Читаем Алмаз. Апокриф от московских полностью

Еще в восьмидесятых Епифану подфартило напасть на след партийного общака. Дело оказалось весьма трудоемким и хлопотным. Неспроста, ох неспроста окопался в партии лакей! Нет такого холопа, который не мечтал бы стать барином. Ну или хотя бы поживиться за его счет. Под звуки очередного «Лебединого озера» он получил наконец доступ к святая святых – к документам, содержащим номера счетов. Скрытый и тщательно законспирированный даже от низшей номенклатуры сектор абсолютной собственности партии, точнее, – ее верхушки: колоссальные суммы в иностранной валюте, золоте, платине и бриллиантах хранились в сейфах западных банков.

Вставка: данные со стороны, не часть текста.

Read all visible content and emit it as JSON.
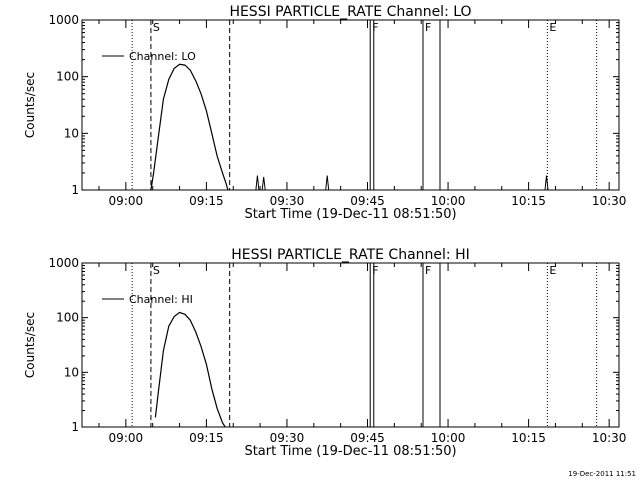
{
  "footer_date": "19-Dec-2011 11:51",
  "chart_data": [
    {
      "type": "line",
      "title": "HESSI PARTICLE_RATE Channel: LO",
      "xlabel": "Start Time (19-Dec-11 08:51:50)",
      "ylabel": "Counts/sec",
      "y_scale": "log",
      "xlim": [
        "08:51:50",
        "10:31:50"
      ],
      "ylim": [
        1,
        1000
      ],
      "x_ticks": [
        "09:00",
        "09:15",
        "09:30",
        "09:45",
        "10:00",
        "10:15",
        "10:30"
      ],
      "y_ticks": [
        "1",
        "10",
        "100",
        "1000"
      ],
      "legend": {
        "entry": "Channel: LO",
        "placement": "top-left"
      },
      "markers": [
        {
          "label": "S",
          "time": "09:04:40",
          "style": "dashed"
        },
        {
          "label": "F",
          "time": "09:45:30",
          "style": "solid"
        },
        {
          "label": "F",
          "time": "09:55:20",
          "style": "solid"
        },
        {
          "label": "E",
          "time": "10:18:30",
          "style": "dotted"
        }
      ],
      "other_lines": [
        {
          "time": "09:01:10",
          "style": "dotted"
        },
        {
          "time": "09:19:20",
          "style": "dashed"
        },
        {
          "time": "09:46:10",
          "style": "solid"
        },
        {
          "time": "09:58:30",
          "style": "solid"
        },
        {
          "time": "10:27:40",
          "style": "dotted"
        }
      ],
      "series": [
        {
          "name": "Channel: LO",
          "x": [
            "09:04:40",
            "09:05:10",
            "09:06:00",
            "09:07:00",
            "09:08:00",
            "09:09:00",
            "09:10:00",
            "09:11:00",
            "09:12:00",
            "09:13:00",
            "09:14:00",
            "09:15:00",
            "09:16:00",
            "09:17:00",
            "09:18:00",
            "09:18:40",
            "09:19:00"
          ],
          "y": [
            1,
            2,
            8,
            40,
            90,
            140,
            165,
            160,
            130,
            85,
            50,
            25,
            10,
            4,
            2,
            1.3,
            1
          ]
        }
      ],
      "spikes": [
        {
          "time": "09:24:30",
          "peak": 1.8
        },
        {
          "time": "09:25:40",
          "peak": 1.7
        },
        {
          "time": "09:37:30",
          "peak": 1.8
        },
        {
          "time": "10:18:20",
          "peak": 1.8
        }
      ]
    },
    {
      "type": "line",
      "title": "HESSI PARTICLE_RATE Channel: HI",
      "xlabel": "Start Time (19-Dec-11 08:51:50)",
      "ylabel": "Counts/sec",
      "y_scale": "log",
      "xlim": [
        "08:51:50",
        "10:31:50"
      ],
      "ylim": [
        1,
        1000
      ],
      "x_ticks": [
        "09:00",
        "09:15",
        "09:30",
        "09:45",
        "10:00",
        "10:15",
        "10:30"
      ],
      "y_ticks": [
        "1",
        "10",
        "100",
        "1000"
      ],
      "legend": {
        "entry": "Channel: HI",
        "placement": "top-left"
      },
      "markers": [
        {
          "label": "S",
          "time": "09:04:40",
          "style": "dashed"
        },
        {
          "label": "F",
          "time": "09:45:30",
          "style": "solid"
        },
        {
          "label": "F",
          "time": "09:55:20",
          "style": "solid"
        },
        {
          "label": "E",
          "time": "10:18:30",
          "style": "dotted"
        }
      ],
      "other_lines": [
        {
          "time": "09:01:10",
          "style": "dotted"
        },
        {
          "time": "09:19:20",
          "style": "dashed"
        },
        {
          "time": "09:46:10",
          "style": "solid"
        },
        {
          "time": "09:58:30",
          "style": "solid"
        },
        {
          "time": "10:27:40",
          "style": "dotted"
        }
      ],
      "series": [
        {
          "name": "Channel: HI",
          "x": [
            "09:05:30",
            "09:06:00",
            "09:07:00",
            "09:08:00",
            "09:09:00",
            "09:10:00",
            "09:11:00",
            "09:12:00",
            "09:13:00",
            "09:14:00",
            "09:15:00",
            "09:16:00",
            "09:17:00",
            "09:18:00",
            "09:18:30"
          ],
          "y": [
            1.5,
            4,
            25,
            70,
            105,
            125,
            115,
            90,
            55,
            30,
            14,
            5,
            2.2,
            1.2,
            1
          ]
        }
      ],
      "spikes": []
    }
  ]
}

Часть этих средств крутилась в западной экономике, вкладывалась в недвижимость и ценные бумаги. Ориентировочно на Западе озвучивалась сумма в сто миллиардов долларов. Переварить такие огромные капиталы втихаря, не засветившись, было невозможно. Заглотившего обязательно бы выдал вздувшийся в одночасье живот. После развала колосса партийный общак должен был официально приплюсоваться к государственному бюджету и пополнить казну на сумму, сопоставимую с несколькими годовыми доходами. Но почему-то не приплюсовался, а исчез в неизвестном направлении. И государственная казна полнилась только долговыми обязательствами перед западными клубами, в которых ни выпить, ни закусить, – в общем, ничего человеческого, а только голый холодный расчет процентов по выданным некогда кредитам.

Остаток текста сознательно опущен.